Seminole County Schools Approves First Community School at Midway Elementary
Midway Elementary in Sanford will become Seminole County's first community school, anchored by a ten-year partnership approved by the school board Tuesday.

Midway Elementary in Sanford is set to become Seminole County's first formally designated community school after the Seminole County Public Schools Board approved a partnership agreement March 11, cementing a four-way collaboration planned to run a full decade.
The board approved the agreement between SCPS, Heart of Florida United Way, Seminole State College and the nonprofit healthcare provider True Health. The program is slated to launch at Midway for the 2026-27 school year.
Community schools operate by turning the school building itself into a service hub, pairing traditional instruction with wraparound support from nonprofit and healthcare partners. The model typically brings primary health care, mental health services, vision and dental screenings, and tutoring aligned to the school's curriculum directly onto campus.
SCPS Chairperson Robin Dehlinger framed the commitment in unusually long-term terms for a school district initiative. "It's not just a year or two: It's a ten-year commitment," Dehlinger said. She added that the durability of the model is part of its appeal. "Many of them that are successful get renewed," Dehlinger said. "We're really excited about it."

The four partners bring distinct institutional roles to the table. Heart of Florida United Way connects the school to the broader social-services network it coordinates across the region. Seminole State College brings higher-education resources and workforce pipeline capacity. True Health, a nonprofit healthcare provider, is positioned to deliver the clinical services central to the community-school model. SCPS supplies the school itself and the administrative framework tying the partnership together.

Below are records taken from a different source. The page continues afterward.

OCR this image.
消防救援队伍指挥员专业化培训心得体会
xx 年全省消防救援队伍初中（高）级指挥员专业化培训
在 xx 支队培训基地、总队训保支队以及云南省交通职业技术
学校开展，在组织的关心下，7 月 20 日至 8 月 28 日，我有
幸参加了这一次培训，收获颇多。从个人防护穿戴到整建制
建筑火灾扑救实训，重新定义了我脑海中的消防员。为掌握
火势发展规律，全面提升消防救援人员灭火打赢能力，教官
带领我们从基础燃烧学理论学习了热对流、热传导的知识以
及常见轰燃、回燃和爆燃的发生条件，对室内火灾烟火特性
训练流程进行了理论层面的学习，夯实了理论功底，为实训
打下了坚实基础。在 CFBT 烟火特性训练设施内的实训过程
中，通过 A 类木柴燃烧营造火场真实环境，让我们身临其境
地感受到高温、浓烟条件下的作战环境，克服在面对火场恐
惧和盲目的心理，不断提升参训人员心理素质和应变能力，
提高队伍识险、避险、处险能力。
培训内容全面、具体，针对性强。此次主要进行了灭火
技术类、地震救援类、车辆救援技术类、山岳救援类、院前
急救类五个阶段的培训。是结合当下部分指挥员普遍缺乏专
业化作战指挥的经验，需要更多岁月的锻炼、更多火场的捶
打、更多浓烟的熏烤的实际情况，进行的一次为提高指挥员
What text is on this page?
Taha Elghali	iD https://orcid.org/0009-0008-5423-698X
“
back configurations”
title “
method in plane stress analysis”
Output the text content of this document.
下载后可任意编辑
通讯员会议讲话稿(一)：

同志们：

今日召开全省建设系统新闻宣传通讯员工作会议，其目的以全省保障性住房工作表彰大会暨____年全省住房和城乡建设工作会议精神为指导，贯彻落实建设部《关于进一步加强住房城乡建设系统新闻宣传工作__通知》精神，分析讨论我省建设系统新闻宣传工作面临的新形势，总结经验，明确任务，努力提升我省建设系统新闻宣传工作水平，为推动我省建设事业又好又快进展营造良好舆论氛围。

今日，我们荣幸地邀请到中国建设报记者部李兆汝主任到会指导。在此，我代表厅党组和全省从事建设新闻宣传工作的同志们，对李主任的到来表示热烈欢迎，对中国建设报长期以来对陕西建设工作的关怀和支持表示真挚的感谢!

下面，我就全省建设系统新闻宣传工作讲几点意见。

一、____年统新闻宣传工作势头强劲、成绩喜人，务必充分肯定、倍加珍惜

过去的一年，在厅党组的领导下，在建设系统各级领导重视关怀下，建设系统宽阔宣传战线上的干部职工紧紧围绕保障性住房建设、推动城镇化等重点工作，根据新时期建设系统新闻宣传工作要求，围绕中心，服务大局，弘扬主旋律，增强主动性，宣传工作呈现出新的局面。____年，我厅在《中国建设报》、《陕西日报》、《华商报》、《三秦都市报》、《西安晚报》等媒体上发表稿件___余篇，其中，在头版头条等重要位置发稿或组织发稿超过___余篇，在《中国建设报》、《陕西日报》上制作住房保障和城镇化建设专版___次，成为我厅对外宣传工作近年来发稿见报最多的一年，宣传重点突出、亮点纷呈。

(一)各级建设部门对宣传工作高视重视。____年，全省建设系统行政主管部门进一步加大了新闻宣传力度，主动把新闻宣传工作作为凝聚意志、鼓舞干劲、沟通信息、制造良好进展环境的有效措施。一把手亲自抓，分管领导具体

Midway Elementary sits in Sanford, a city that has historically served a high proportion of lower-income families within Seminole County, making it a natural candidate for the expanded services a community-school designation is designed to deliver. No other SCPS campuses have been formally designated under the model, and the district has not publicly indicated whether additional schools are under consideration.
The ten-year horizon distinguishes this agreement from shorter pilot programs common in other districts. Whether the partnership meets the performance standards Dehlinger alluded to will determine whether it earns the renewal she described as typical of successful community-school arrangements.